I am no Luddite, nor am I "anti-AI." In fact, I am currently immersed in a 10-week programme by Google News Initiative AI Skills Academy to better understand how these tools can strengthen journalism, not substitute it. I now see the immense potential for AI to act as a force multiplier in the newsroom—helping us parse massive datasets on electoral results, air quality, deforestation patterns via satellite imagery, or automate the mundane tasks that eat away at a reporter's time.
When used ethically, AI can help us see the big picture of the climate crisis more clearly than ever before. However, a lens is not the eye, and a data point is not the truth. And, AI must never—and can never—replace ground reporting.

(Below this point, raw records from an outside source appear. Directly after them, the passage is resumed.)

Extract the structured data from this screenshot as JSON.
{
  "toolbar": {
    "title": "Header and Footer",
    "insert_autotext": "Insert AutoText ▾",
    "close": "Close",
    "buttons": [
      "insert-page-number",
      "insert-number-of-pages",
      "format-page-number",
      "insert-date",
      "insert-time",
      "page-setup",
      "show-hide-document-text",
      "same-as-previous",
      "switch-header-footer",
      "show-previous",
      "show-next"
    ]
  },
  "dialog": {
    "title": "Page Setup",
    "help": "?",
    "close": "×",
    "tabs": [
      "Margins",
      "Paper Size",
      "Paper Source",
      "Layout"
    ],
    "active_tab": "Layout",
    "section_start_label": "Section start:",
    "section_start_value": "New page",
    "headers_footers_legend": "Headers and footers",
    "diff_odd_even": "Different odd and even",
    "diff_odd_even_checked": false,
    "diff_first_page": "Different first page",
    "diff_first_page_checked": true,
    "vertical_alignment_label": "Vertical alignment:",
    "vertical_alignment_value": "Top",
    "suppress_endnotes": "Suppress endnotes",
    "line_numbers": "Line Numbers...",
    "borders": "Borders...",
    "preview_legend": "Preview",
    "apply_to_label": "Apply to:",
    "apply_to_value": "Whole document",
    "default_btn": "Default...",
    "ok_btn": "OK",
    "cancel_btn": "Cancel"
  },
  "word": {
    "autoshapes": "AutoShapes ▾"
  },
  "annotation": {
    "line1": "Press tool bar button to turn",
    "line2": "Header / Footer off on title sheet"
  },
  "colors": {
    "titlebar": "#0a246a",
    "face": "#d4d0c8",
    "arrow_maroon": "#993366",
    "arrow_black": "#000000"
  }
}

If we allow algorithms to become our primary narrators, we run the risk of erasing the lives of millions. An AI model trained on mainstream datasets will never see the Adivasi woman in a remote forest of Kalahandi, or the jhum farmer practising shifting cultivation in Tripura, just because their lived experiences aren't digitised.
Watching Humans in the Loop last night reminded me about why as an environmental journalist I chose the road over the dashboard. The film’s protagonist, Nehma, an Adivasi woman from Jharkhand, captures the fundamental crisis of our digital age: the erasure of indigenous wisdom by the binary logic of algorithms.
When Nehma refuses to label a caterpillar as a "pest," she isn't just being difficult; she is asserting a generational worldview where nature is a symbiotic partner, not a resource to be sanitised. To the AI, the caterpillar is a target for a pesticide drone; to Nehma, it is a creature that eats only the rotten bits of leaves so the rest of the plant can survive.
Bottom-up reporting is the only antidote to this “algorithmic colonialism”. If we rely on government dashboards and tech-driven climate solutions that often ignore traditional knowledge of indigenous people, we risk scaling up these very biases. Our job, thus, is to keep these “humans in the loop”, documenting the nuances that machines are incapable of discerning or just designed to ignore.
Training is the final, and perhaps most vital “T” of my 2025. While ground reporting is the heartbeat of our craft, it is often a lonely and uphill battle for those writing from the most remote corners of India.
Grassroots journalists are our first responders to climate change, yet they frequently lack the formal support, scientific vocabulary, and digital tools to translate local struggles into stories with global resonance.
Training isn't just about polishing prose; it is about empowering rural reporters to bridge the gap between traditional knowledge, people’s lived experiences, and climate science.
So, my role as a co-mentor for the VOICE Fellowship (Voices of Impacted Communities and Environments), under the CARE Project (Communicating Action and Resilience for Environmental Health in India) at IISER Pune, is one I took very seriously.
From December 16-20, the VOICE Fellowship brought together a diverse cohort of 40 grassroots journalists and communicators from across India for an intensive residential programme. It was an initiative led by Shalini Sharma, a social scientist and associate professor at IISER Pune, to help regional communicators report on the complex intersections of climate change and public health—from respiratory disorders due to air pollution to its invisible toll on mental health.
Watching these grassroots journalists, many of whom work in regional languages and in underserved districts, engage with scientists and public health researchers was a powerful reminder of what is possible when we invest in strengthening the local voices.
Vital climate stories aren't found in cold statistics slapped onto glossy pitch decks. They are found in the voices of people who live closest to the land, and community reporters who have their ear to the ground.
We need to continue listening, and training the next generation of sentinels. In the end, the survival of our planet hinges not on the efficiency of our algorithms, but on our ability to hear the grassroots stories the machines ignored. These stories of climate resilience exist beyond the world of large language models (LLMs).